You have more power & agency than you think. Find trusted ppl to help & support you, even setting up bank accounts if necessary & make plans, as the risk is if he finds out you’re even questioning the situation, things could become more physical.

LucyLoo1972 · 29/12/2025 09:22

user1471538283 · 29/12/2025 07:32

You need to leave as soon as possible. I know it seems overwhelming and you are unwell but you will not get better staying with him.

He is cruel, controlling and showing contempt for you.

he is now but I didnt think he was doing it befroe which is why I am so so confused. we never had an argument ever but he wouldnt let us discuss anything at all

OP posts:
LucyLoo1972 · 29/12/2025 09:26

ladydan · 29/12/2025 08:15

This is deliberate, not clumsy.
Looking at all your posts together, there’s a picture of his insidious behaviour that’s manipulative, controlling & hurtful, while avoiding outright violence.

You mention that you couldn’t cope away from him but I wonder if that’s really true or a story you’re both telling & you’re buying into?

You have more power & agency than you think. Find trusted ppl to help & support you, even setting up bank accounts if necessary & make plans, as the risk is if he finds out you’re even questioning the situation, things could become more physical.

I was the most independent self sufficient perosn before. at 20 I took myself off to live in France on my own just becasue I fancied it. I was incredibly competent at any job I did and in my forever career before my academic one I was promoted to Director level. Ive ouclished books and won awards for my academic work and I have a very substantial contemporary art collection. I was very accomplished and traveled the word alone, whilst soem of my friends wont even out fuel in their car by themselves due to feeling anxious about it. I would lecture 500 people. but at the same time I had anxiety to the point of paranoia about moral failing (when ive never even got a parking ticket). its seems ridiculous that I have been crushed ot the extent of insanity

OP posts:
sanityisamyth · 29/12/2025 09:35

LucyLoo1972 · 29/12/2025 05:42

he is generally just a bit clumsy breaking precious things too

Precious to him or you? Does he ever break his things?

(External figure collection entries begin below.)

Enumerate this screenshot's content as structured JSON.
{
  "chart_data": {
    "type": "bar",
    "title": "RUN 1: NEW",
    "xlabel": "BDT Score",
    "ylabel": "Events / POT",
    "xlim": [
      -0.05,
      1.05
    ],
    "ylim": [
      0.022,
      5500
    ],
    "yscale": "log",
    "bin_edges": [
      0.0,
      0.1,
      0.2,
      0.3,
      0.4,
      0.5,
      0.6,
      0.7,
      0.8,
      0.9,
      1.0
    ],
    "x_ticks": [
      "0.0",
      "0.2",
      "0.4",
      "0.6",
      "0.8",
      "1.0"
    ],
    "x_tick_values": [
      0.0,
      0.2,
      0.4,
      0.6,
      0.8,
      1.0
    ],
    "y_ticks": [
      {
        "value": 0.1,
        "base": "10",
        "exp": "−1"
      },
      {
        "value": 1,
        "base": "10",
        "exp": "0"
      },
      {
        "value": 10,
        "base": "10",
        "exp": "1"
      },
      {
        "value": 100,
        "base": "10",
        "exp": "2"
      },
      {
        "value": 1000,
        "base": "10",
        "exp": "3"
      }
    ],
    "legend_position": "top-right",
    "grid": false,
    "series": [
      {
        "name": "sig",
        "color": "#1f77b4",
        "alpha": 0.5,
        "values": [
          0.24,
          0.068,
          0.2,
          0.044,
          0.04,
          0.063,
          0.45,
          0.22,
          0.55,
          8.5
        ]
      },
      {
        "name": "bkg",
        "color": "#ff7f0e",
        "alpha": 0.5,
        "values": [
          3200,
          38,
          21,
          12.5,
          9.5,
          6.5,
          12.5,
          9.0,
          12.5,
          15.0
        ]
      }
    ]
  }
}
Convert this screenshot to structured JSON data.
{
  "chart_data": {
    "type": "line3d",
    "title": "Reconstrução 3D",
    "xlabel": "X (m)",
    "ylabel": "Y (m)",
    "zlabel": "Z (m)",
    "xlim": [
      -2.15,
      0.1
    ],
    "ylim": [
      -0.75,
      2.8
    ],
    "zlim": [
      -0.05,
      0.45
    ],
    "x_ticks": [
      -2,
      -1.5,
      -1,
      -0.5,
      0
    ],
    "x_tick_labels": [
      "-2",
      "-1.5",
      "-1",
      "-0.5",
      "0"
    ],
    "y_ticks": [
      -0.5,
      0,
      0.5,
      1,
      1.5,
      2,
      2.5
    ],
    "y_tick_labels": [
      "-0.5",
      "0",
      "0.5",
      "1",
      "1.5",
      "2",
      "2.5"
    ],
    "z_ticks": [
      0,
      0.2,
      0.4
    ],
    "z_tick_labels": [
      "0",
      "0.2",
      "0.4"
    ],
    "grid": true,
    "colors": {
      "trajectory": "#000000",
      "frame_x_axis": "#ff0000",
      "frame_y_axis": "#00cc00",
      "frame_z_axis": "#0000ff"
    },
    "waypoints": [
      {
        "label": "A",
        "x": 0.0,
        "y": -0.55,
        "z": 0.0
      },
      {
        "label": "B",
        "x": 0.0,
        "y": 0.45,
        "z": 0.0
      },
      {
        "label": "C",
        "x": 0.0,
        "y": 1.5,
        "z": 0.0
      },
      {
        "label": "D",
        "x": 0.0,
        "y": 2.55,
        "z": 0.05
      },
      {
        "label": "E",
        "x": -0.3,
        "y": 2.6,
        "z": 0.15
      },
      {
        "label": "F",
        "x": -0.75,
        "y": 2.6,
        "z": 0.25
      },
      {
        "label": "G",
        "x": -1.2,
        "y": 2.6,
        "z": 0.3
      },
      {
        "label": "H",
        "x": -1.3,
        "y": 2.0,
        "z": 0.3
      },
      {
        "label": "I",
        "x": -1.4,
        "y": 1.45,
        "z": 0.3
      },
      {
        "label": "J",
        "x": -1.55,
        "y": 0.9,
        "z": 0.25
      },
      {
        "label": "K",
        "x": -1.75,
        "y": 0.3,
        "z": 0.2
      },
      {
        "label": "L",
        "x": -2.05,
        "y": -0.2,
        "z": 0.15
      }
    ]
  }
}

LucyLoo1972 · 29/12/2025 09:39

sanityisamyth · 29/12/2025 09:35

Precious to him or you? Does he ever break his things?

sometimes but hes more careful. I dont mind about things what im distraught about is that my whole self and sanity and career and physical health has been destroyed and I cant get back up. I loved him so very much and I am so confused why I never challenged anything, most one would lose their shit over any of the thigns I faced.